Tomasz Wieladek, chief European economist di T. Rowe Price, ritiene che la Bce manterrà comunque un approccio aggressivo rispetto alle altre banche centrali. L’attività nel settore dei servizi nell’area euro continua a rafforzarsi rispetto ai già solidi livelli di crescita. Certo, i dati PMI manifatturieri sono stati più deboli di quanto molti si aspettassero, ma ci sono anche altri elementi che dovrebbero essere presi in considerazione. Ad esempio, ci sono segnali di un allentamento senza precedenti delle catene di approvvigionamento. Il portafoglio ordini del settore manifatturiero è enorme, quindi l’allentamento delle catene di fornitura significa che la produzione industriale può continuare, anche se la domanda di nuovi ordini si riduce. Di conseguenza, l’economia reale sta crescendo in modo robusto e più velocemente di quanto previsto in precedenza.
Secondo Volker Schmidt, senior portfolio manager di Ethenea Independent Investors, probabilmente la Bce effettuerà un nuovo rialzo dei tassi di interesse di 50 punti base. Schmidt prevede però che serviranno altri interventi, perché le previsioni sull’inflazione a nostro parere sono sottodimensionate: per il 2024 Schmidt si aspetta un valore del 4% o superiore.
Schmidt ritiene che sapere quale possa essere la scelta della Bce sui tassi di interesse appare questa volta meno chiaro rispetto alle precedenti riunioni. La banca centrale vuole ancorare le proprie decisioni sui tassi ai dati sull’inflazione e ai dati economici più recenti. L’ultima decisione, a marzo 2023, era arrivata solo pochi giorni dopo il fallimento della Silicon Valley Bank, mentre il Credit Suisse vacillava e sarebbe stato venduto a Ubs solo pochi giorni dopo.
David Zahn, head of European fixed income di Franklin Templeton, crede che la Bce potrebbe aumentare i tassi di 25 punti base in modo poco accomodante, oppure di 50 punti base con un approccio più accomodante in quanto ciò li avvicinerebbe alla fine dei rialzi nei prossimi mesi.
Le implicazioni per i Paesi europei
Ma quali sono le implicazioni per i paesi europei di un eventuale aumento del costo del denaro. Tomasz Wieladek sottolinea come il vecchio divario nord/sud all’interno dello Spazio economico europeo sia tornato in auge. L’inflazione è più alta e gli effetti secondari trasmessi attraverso i salari sono molto più evidenti nei Paesi che attribuiscono un peso maggiore all’inflazione. Per citarne alcuni, Germania, Austria, Paesi Bassi e Paesi baltici.

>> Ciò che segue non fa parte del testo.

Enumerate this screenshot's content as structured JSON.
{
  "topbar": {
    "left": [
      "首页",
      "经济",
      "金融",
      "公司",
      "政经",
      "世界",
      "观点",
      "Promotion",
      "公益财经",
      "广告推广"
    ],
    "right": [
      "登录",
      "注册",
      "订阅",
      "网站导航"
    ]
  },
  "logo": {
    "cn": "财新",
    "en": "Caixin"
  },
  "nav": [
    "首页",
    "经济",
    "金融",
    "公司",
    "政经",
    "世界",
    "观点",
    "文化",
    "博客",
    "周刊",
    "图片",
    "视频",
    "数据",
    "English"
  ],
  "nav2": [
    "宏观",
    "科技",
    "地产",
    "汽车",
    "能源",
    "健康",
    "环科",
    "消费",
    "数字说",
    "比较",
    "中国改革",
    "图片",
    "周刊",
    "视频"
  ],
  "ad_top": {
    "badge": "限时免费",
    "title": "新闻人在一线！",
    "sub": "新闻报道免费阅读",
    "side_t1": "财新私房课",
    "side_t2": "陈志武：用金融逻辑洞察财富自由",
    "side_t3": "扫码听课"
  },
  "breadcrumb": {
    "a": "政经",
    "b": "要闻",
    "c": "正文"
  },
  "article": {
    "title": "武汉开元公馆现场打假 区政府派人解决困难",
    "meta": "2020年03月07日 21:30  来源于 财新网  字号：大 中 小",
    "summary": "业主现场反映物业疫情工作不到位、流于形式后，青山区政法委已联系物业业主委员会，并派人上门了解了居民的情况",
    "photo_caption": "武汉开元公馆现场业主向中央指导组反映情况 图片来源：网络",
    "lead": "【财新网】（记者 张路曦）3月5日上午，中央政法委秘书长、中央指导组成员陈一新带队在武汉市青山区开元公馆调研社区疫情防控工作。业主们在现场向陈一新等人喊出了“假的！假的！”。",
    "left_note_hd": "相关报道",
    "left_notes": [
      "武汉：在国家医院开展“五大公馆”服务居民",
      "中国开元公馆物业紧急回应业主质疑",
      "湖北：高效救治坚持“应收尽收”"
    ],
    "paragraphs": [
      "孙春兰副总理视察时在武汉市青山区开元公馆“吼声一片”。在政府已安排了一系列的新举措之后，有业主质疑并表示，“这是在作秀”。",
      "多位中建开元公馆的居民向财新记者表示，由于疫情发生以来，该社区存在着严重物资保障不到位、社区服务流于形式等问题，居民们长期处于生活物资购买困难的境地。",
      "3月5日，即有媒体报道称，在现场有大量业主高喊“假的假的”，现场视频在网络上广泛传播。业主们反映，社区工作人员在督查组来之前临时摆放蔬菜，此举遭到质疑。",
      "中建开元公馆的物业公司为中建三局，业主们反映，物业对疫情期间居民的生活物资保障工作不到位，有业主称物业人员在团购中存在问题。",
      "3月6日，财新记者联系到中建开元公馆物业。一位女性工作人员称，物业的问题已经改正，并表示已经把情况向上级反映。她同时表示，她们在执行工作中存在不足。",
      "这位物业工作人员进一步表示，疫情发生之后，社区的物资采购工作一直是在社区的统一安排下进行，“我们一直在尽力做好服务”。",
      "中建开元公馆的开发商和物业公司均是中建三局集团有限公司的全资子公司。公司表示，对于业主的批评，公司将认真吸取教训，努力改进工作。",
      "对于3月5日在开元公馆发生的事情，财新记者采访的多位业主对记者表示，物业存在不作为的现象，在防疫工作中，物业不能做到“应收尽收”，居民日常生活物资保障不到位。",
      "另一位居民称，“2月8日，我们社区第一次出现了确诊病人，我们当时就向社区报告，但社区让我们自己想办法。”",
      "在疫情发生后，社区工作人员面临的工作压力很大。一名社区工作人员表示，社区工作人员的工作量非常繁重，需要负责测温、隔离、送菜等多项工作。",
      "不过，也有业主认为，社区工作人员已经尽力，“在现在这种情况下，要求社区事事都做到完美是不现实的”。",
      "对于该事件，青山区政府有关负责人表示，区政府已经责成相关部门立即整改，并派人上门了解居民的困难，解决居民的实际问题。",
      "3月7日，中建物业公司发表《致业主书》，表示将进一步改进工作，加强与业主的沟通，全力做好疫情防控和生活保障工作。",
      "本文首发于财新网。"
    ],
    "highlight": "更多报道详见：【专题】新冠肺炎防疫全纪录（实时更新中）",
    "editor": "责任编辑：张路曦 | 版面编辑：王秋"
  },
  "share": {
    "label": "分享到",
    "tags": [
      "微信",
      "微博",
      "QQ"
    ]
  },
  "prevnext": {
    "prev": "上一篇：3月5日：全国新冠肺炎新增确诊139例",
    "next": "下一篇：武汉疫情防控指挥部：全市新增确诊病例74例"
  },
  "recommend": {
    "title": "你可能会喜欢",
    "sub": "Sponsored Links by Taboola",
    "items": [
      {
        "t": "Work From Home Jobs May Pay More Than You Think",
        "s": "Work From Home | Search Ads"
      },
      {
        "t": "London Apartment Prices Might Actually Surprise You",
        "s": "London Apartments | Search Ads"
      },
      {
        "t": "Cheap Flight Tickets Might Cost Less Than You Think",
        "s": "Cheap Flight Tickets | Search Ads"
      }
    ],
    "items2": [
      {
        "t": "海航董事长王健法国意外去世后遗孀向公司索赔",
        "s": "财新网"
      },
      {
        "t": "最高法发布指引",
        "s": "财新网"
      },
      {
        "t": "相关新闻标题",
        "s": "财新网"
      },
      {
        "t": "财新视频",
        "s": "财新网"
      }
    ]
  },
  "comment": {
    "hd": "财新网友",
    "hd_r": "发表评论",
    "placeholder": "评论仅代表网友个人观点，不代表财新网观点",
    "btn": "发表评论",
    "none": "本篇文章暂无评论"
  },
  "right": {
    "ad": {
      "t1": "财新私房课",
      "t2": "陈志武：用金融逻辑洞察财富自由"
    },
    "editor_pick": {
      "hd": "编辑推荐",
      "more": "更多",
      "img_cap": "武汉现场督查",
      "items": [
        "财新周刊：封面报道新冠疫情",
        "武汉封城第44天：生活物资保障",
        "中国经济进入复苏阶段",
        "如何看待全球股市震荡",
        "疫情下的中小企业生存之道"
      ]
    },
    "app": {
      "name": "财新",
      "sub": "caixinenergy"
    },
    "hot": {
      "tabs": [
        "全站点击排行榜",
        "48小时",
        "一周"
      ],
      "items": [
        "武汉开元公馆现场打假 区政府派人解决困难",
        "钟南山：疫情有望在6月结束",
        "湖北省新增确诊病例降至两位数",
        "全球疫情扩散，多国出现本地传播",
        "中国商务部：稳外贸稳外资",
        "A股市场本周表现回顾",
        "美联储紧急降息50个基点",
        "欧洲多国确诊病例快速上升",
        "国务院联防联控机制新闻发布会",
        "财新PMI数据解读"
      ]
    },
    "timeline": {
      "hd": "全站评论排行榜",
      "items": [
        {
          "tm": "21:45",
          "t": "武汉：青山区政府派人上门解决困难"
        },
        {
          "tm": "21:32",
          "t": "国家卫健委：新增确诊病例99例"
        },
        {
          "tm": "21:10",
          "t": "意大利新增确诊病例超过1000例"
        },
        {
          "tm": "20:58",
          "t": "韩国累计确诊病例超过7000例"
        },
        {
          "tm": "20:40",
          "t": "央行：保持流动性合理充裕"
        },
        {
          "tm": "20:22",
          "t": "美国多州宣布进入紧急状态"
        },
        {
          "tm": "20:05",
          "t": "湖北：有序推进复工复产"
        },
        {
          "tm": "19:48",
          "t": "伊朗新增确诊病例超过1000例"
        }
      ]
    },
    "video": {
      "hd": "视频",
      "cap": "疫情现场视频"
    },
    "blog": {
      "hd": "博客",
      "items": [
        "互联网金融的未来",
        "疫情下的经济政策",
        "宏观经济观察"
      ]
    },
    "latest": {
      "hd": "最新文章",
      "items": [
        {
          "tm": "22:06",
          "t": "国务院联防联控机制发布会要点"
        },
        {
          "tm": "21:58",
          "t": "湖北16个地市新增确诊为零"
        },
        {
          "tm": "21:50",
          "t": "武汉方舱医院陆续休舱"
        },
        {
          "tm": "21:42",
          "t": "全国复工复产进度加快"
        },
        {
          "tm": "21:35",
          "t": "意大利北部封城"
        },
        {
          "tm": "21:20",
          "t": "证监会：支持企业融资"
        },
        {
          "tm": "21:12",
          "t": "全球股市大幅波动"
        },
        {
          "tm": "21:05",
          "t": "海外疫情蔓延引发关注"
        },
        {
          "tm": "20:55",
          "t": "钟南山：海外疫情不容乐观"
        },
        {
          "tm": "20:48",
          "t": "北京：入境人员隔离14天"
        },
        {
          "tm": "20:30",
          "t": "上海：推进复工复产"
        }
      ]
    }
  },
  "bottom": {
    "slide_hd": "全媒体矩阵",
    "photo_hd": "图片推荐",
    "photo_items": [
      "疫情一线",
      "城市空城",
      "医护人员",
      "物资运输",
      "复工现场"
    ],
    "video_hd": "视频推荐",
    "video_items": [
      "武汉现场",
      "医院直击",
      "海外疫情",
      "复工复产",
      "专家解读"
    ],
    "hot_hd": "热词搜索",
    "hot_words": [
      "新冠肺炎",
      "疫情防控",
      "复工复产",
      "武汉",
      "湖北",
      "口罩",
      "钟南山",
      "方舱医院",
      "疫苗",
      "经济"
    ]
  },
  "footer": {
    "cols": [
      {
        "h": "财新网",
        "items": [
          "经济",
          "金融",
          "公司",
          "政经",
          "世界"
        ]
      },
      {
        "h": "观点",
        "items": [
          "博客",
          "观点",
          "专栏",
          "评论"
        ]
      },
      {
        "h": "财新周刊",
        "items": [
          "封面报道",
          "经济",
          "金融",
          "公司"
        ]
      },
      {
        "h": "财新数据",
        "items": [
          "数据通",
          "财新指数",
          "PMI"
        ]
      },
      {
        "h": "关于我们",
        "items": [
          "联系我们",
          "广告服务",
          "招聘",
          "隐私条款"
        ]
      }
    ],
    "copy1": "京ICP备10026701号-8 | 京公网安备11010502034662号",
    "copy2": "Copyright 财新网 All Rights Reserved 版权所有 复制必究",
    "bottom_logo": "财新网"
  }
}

D’altra parte, l’attività nel settore dei servizi è molto più forte nei Paesi che danno maggior peso alla produzione nella politica monetaria, come l’Italia o la Spagna.
Wieladek ritiene che i dati continuano a sostenere le preferenze individuali dei singoli Paesi, rendendo il consensus su un percorso di politica monetaria da falco sostenibile fino alla seconda metà di quest’anno.